28 A przy granicy Gadowej, ku stronie południowej na południe, tu będzie granica od Tamar aż do wód poswarku w Kades, ku potokowi przy morzu wielkiem.
29 Toć jest ona ziemia, którą losem rozdzielicie od potoku według pokoleń Izraelskich, i teć działy ich, mówi panujący Pan.
30 Teć też są granice miejskie od strony północnej cztery tysiące i pięć set łokci miary.

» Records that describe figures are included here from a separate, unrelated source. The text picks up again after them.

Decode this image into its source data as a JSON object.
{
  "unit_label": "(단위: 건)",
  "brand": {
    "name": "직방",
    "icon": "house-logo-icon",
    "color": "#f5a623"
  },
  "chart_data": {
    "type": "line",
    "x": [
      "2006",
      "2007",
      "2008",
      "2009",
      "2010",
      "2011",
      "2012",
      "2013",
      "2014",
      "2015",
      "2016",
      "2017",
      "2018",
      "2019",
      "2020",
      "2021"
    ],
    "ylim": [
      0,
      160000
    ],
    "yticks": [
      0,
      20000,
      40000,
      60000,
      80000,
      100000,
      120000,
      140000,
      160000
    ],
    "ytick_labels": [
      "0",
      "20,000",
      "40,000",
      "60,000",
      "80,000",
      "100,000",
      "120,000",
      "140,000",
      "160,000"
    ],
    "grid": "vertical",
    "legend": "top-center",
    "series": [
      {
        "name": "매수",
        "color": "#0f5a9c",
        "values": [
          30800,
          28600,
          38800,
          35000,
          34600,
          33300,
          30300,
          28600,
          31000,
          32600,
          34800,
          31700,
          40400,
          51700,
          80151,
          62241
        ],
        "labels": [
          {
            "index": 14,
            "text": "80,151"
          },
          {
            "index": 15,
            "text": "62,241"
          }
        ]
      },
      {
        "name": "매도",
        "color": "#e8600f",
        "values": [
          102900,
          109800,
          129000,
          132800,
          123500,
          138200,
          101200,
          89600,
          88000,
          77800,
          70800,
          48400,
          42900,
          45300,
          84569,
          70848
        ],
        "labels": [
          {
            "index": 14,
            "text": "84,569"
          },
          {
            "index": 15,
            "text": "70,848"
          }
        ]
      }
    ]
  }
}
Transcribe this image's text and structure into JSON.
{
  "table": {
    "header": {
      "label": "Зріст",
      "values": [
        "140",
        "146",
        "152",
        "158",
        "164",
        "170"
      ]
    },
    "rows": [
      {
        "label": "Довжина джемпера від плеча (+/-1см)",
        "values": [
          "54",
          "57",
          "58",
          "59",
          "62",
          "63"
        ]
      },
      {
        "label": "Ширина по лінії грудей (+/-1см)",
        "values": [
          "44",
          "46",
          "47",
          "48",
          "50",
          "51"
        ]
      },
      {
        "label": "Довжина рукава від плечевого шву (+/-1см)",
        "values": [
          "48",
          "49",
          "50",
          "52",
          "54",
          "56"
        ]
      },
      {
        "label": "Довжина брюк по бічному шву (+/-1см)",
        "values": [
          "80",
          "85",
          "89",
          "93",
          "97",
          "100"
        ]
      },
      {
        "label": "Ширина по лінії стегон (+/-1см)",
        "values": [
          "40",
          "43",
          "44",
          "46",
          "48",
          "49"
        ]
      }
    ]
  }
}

31 A bramy miasta według imion pokoleń Izraelskich; trzy bramy na północy, brama Rubenowa jedna, brama Judowa jedna, brama Lewiego jedna.
32 A od strony wschodniej cztery tysiące i pięć set, a bramy trzy, to jest brama Józefowa jedna, brama Benjaminowa jedna, brama Danowa jedna.
33 Od strony też południowej cztery tysiące i pięć set łokci miary, i trzy bramy: brama Symeonowa jedna, brama Isascharowa jedna, brama Zabulonowa jedna.
34 Od strony zachodniej cztery tysiące i pięć set, bramy ich trzy: Brama Gadowa jedna, brama Aserowa jedna, brama Neftalimowa jedna.
35 W okrąg osiemnaście tysięcy łokci; a imię miasta ode dnia tego będzie: Pan tam mieszka.